"But, pray, why should everything be necessarily at an end?"

"For two or three reasons, Mrs. Toplady. One will suffice. After Miss Tomalin had left the room, Lady Ogram insisted on my making offer of immediate marriage to Miss Bride. Being plainly released from the other obligation, I did so—and Miss Bride gave her consent."

Mrs. Toplady arched her eyebrows, and rippled a pleasant laugh.

"Ah! That, of course, May could not know. I may presume that, this time, the engagement is serious?"

"Undoubtedly," Lashmar replied, grave yet bland.

"Then I can only ask you to pardon my interference."

"Not at all.
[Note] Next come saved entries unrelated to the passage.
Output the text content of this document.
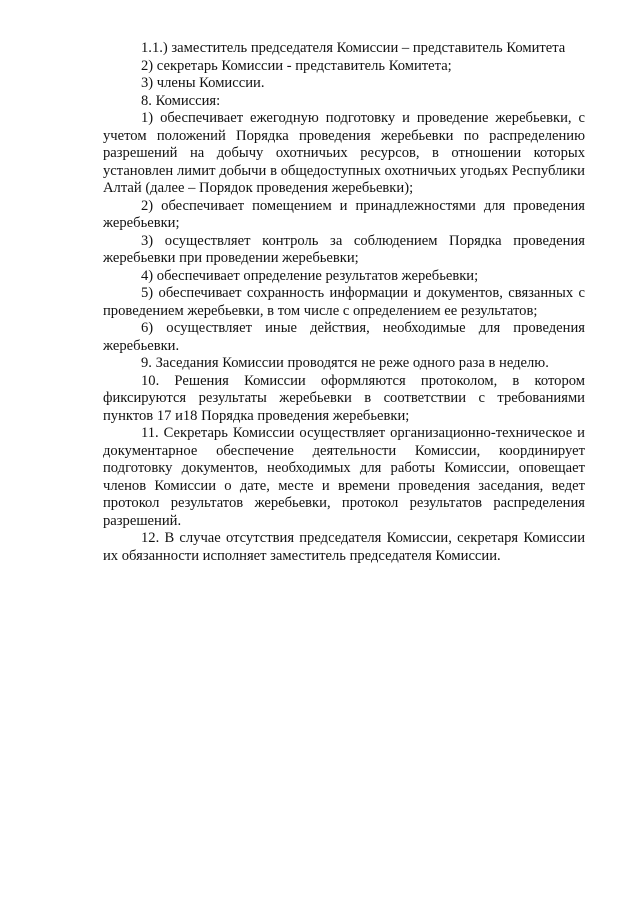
1.1.) заместитель председателя Комиссии – представитель Комитета

2) секретарь Комиссии - представитель Комитета;

3) члены Комиссии.

8. Комиссия:

1) обеспечивает ежегодную подготовку и проведение жеребьевки, с учетом положений Порядка проведения жеребьевки по распределению разрешений на добычу охотничьих ресурсов, в отношении которых установлен лимит добычи в общедоступных охотничьих угодьях Республики Алтай (далее – Порядок проведения жеребьевки);

2) обеспечивает помещением и принадлежностями для проведения жеребьевки;

3) осуществляет контроль за соблюдением Порядка проведения жеребьевки при проведении жеребьевки;

4) обеспечивает определение результатов жеребьевки;

5) обеспечивает сохранность информации и документов, связанных с проведением жеребьевки, в том числе с определением ее результатов;

6) осуществляет иные действия, необходимые для проведения жеребьевки.

9. Заседания Комиссии проводятся не реже одного раза в неделю.

10. Решения Комиссии оформляются протоколом, в котором фиксируются результаты жеребьевки в соответствии с требованиями пунктов 17 и18 Порядка проведения жеребьевки;

11. Секретарь Комиссии осуществляет организационно-техническое и документарное обеспечение деятельности Комиссии, координирует подготовку документов, необходимых для работы Комиссии, оповещает членов Комиссии о дате, месте и времени проведения заседания, ведет протокол результатов жеребьевки, протокол результатов распределения разрешений.

12. В случае отсутствия председателя Комиссии, секретаря Комиссии их обязанности исполняет заместитель председателя Комиссии.
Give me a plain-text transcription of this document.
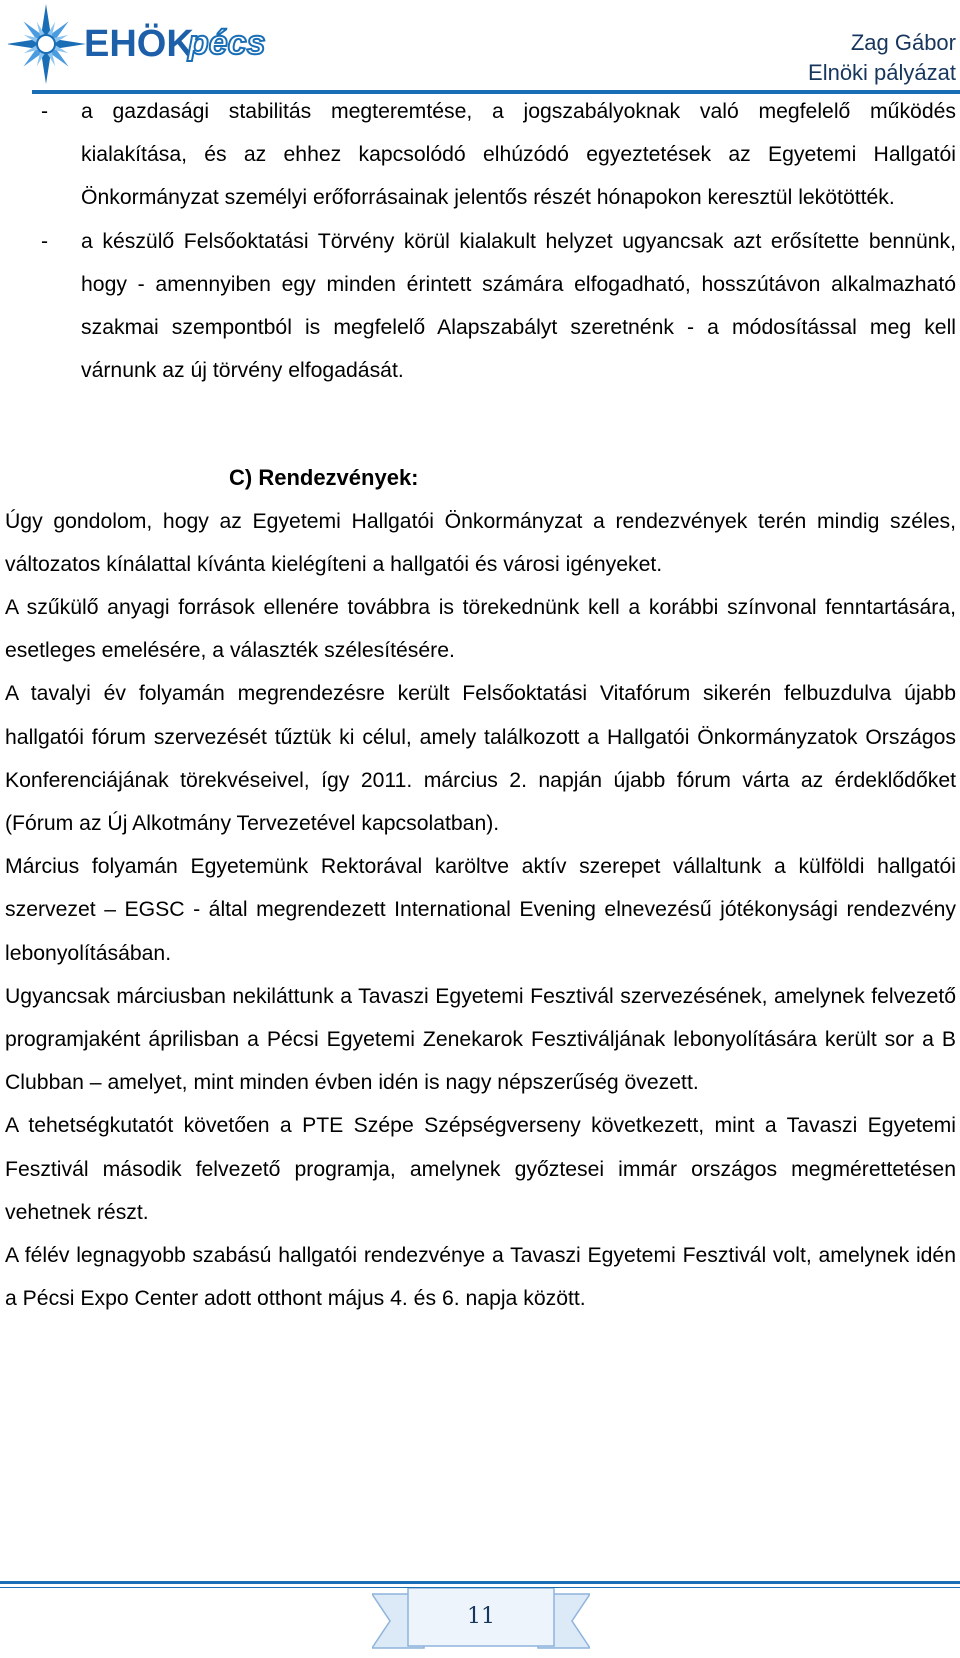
EHÖK
pécs	Zag Gábor
Elnöki pályázat
- a gazdasági stabilitás megteremtése, a jogszabályoknak való megfelelő működés kialakítása, és az ehhez kapcsolódó elhúzódó egyeztetések az Egyetemi Hallgatói Önkormányzat személyi erőforrásainak jelentős részét hónapokon keresztül lekötötték.
- a készülő Felsőoktatási Törvény körül kialakult helyzet ugyancsak azt erősítette bennünk, hogy - amennyiben egy minden érintett számára elfogadható, hosszútávon alkalmazható szakmai szempontból is megfelelő Alapszabályt szeretnénk - a módosítással meg kell várnunk az új törvény elfogadását.
C) Rendezvények:

Úgy gondolom, hogy az Egyetemi Hallgatói Önkormányzat a rendezvények terén mindig széles, változatos kínálattal kívánta kielégíteni a hallgatói és városi igényeket.

A szűkülő anyagi források ellenére továbbra is törekednünk kell a korábbi színvonal fenntartására, esetleges emelésére, a választék szélesítésére.

A tavalyi év folyamán megrendezésre került Felsőoktatási Vitafórum sikerén felbuzdulva újabb hallgatói fórum szervezését tűztük ki célul, amely találkozott a Hallgatói Önkormányzatok Országos Konferenciájának törekvéseivel, így 2011. március 2. napján újabb fórum várta az érdeklődőket (Fórum az Új Alkotmány Tervezetével kapcsolatban).

Március folyamán Egyetemünk Rektorával karöltve aktív szerepet vállaltunk a külföldi hallgatói szervezet – EGSC - által megrendezett International Evening elnevezésű jótékonysági rendezvény lebonyolításában.

Ugyancsak márciusban nekiláttunk a Tavaszi Egyetemi Fesztivál szervezésének, amelynek felvezető programjaként áprilisban a Pécsi Egyetemi Zenekarok Fesztiváljának lebonyolítására került sor a B Clubban – amelyet, mint minden évben idén is nagy népszerűség övezett.

A tehetségkutatót követően a PTE Szépe Szépségverseny következett, mint a Tavaszi Egyetemi Fesztivál második felvezető programja, amelynek győztesei immár országos megmérettetésen vehetnek részt.

A félév legnagyobb szabású hallgatói rendezvénye a Tavaszi Egyetemi Fesztivál volt, amelynek idén a Pécsi Expo Center adott otthont május 4. és 6. napja között.

11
You have shown great kindness, and, under other circumstances, we should not have differed for a moment as to the course it behooved me to follow."

Dyce had never heard himself speak so magnanimously; he smiled with pleasure, and continued in a peculiarly suave voice.

"I am sure Miss Tomalin will find in you a steadfast friend."

"I shall do what I can for her, of course," was the rather dry answer. "At the same time, I hold to my view of Miss Bride's responsibility. The girl has really nothing to live upon; a miserable hundred a year; all very well when she belonged to the family at Northampton, but useless now she is adrift. To tell you the truth, I shall wait with no little curiosity for Miss Bride's—and your—decision."